Cuentos de los Herm anos Grimm
EDITORIAL DIG ITAL - IMPRENTA NAC IONAL
costa rica
Los Regalos de los Gnomos
Un sastre y un herrero hicieron un viaje en compañía. Una tarde, cuando el sol acababa de ponerse
detrás de las montañas, oyeron a lo lejos los sonidos de una música, que les parecieron cada vez
más armoniosos conforme se acercaban al sitio de donde provenían.

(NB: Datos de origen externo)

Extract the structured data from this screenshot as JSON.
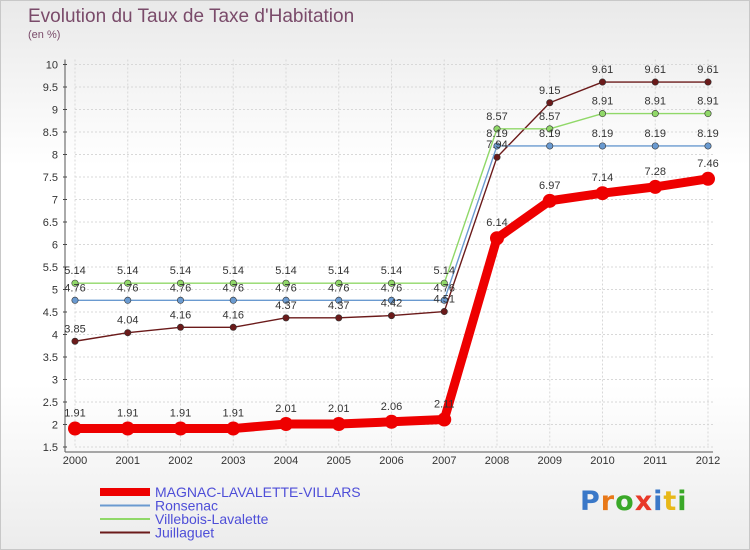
{
  "title": "Evolution du Taux de Taxe d'Habitation",
  "units": "(en %)",
  "logo": {
    "text": "Proxiti",
    "colors": [
      "#3a78c8",
      "#e87818",
      "#3aa828",
      "#e83828",
      "#3a78c8",
      "#e8b818",
      "#3aa828"
    ]
  },
  "chart_data": {
    "type": "line",
    "x": [
      "2000",
      "2001",
      "2002",
      "2003",
      "2004",
      "2005",
      "2006",
      "2007",
      "2008",
      "2009",
      "2010",
      "2011",
      "2012"
    ],
    "ylim": [
      1.5,
      10
    ],
    "yticks": [
      "1.5",
      "2",
      "2.5",
      "3",
      "3.5",
      "4",
      "4.5",
      "5",
      "5.5",
      "6",
      "6.5",
      "7",
      "7.5",
      "8",
      "8.5",
      "9",
      "9.5",
      "10"
    ],
    "grid": true,
    "series": [
      {
        "name": "Juillaguet",
        "color": "#6b1a1a",
        "values": [
          3.85,
          4.04,
          4.16,
          4.16,
          4.37,
          4.37,
          4.42,
          4.51,
          7.94,
          9.15,
          9.61,
          9.61,
          9.61
        ],
        "labels": [
          "3.85",
          "4.04",
          "4.16",
          "4.16",
          "4.37",
          "4.37",
          "4.42",
          "4.51",
          "7.94",
          "9.15",
          "9.61",
          "9.61",
          "9.61"
        ]
      },
      {
        "name": "Villebois-Lavalette",
        "color": "#90d868",
        "values": [
          5.14,
          5.14,
          5.14,
          5.14,
          5.14,
          5.14,
          5.14,
          5.14,
          8.57,
          8.57,
          8.91,
          8.91,
          8.91
        ],
        "labels": [
          "5.14",
          "5.14",
          "5.14",
          "5.14",
          "5.14",
          "5.14",
          "5.14",
          "5.14",
          "8.57",
          "8.57",
          "8.91",
          "8.91",
          "8.91"
        ]
      },
      {
        "name": "Ronsenac",
        "color": "#6a9ad0",
        "values": [
          4.76,
          4.76,
          4.76,
          4.76,
          4.76,
          4.76,
          4.76,
          4.76,
          8.19,
          8.19,
          8.19,
          8.19,
          8.19
        ],
        "labels": [
          "4.76",
          "4.76",
          "4.76",
          "4.76",
          "4.76",
          "4.76",
          "4.76",
          "4.76",
          "8.19",
          "8.19",
          "8.19",
          "8.19",
          "8.19"
        ]
      },
      {
        "name": "MAGNAC-LAVALETTE-VILLARS",
        "color": "#ee0000",
        "values": [
          1.91,
          1.91,
          1.91,
          1.91,
          2.01,
          2.01,
          2.06,
          2.11,
          6.14,
          6.97,
          7.14,
          7.28,
          7.46
        ],
        "labels": [
          "1.91",
          "1.91",
          "1.91",
          "1.91",
          "2.01",
          "2.01",
          "2.06",
          "2.11",
          "6.14",
          "6.97",
          "7.14",
          "7.28",
          "7.46"
        ]
      }
    ],
    "legend": [
      "MAGNAC-LAVALETTE-VILLARS",
      "Ronsenac",
      "Villebois-Lavalette",
      "Juillaguet"
    ],
    "legend_position": "bottom-left"
  }
}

Era una música extraordinaria, pero tan encantadora, que olvidaron su cansancio para dirigirse a
toda prisa hacia el lugar donde se escuchaba. Ya había salido la luna cuando llegaron a una colina,
en la que vieron una multitud de hombres y mujeres tan pequeños, que eran de un tamaño casi
microscópico, los cuales bailaban en corro, cogidos de la mano, con el aire más alegre del mundo
y al mismo tiempo cantaban de una manera admirable, siendo esta la música que habían oído
nuestros viajeros. En el centro del corro se hallaba un anciano un poco más alto que los demás,
vestido con un traje de diferentes colores, y con una barba blanca que le llegaba hasta el pecho.
Admirados los dos compañeros, permanecieron inmóviles contemplando el baile. El anciano les
incitó a que entrasen y los pequeños bailarines abrieron su corro. El herrero entró sin vacilar, tenía
la espalda un poco redonda y era atrevido como todos los jorobados. El sastre tuvo en un principio
su poco de miedo y se quedó detrás, pero cuando vio que continuaba reinando la mayor alegría,
recobró su valor y entró también. En seguida se cerró el círculo y los pequeños seres comenzaron a
cantar y a bailar dando saltos prodigiosos; el vejete tomó un cuchillo muy grande que pendía de su
cintura, se puso a arreglarle y en cuanto le hubo afilado bastante bien, se volvió hacia los forasteros
que se hallaban helados de espanto. Mas no fue muy larga su ansiedad; el anciano se acercó al
herrero y en un abrir y cerrar de ojos, le rapó completamente la barba y los cabellos; después hizo
lo mismo con el sastre. En cuanto hubo concluido, les dio un golpecito amigable en la espalda,
como para decirles que habían hecho bien en dejarse afeitar, sin presentar la menor resistencia y
se disipó su temor. Entonces les mostró con el dedo un montón de carbones que se hallaban allí
cerca y les hizo señal de que llenasen con ellos sus bolsillos. Ambos obedecieron sin saber para qué
les servirían aquellos carbones y continuaron su camino buscando un asilo donde pasar la noche.
Cuando llegaban al valle, el reloj de un convento próximo dio las doce; en el mismo instante cesó
el cántico, desapareció todo y no vieron más que la colina desierta iluminada por la luna.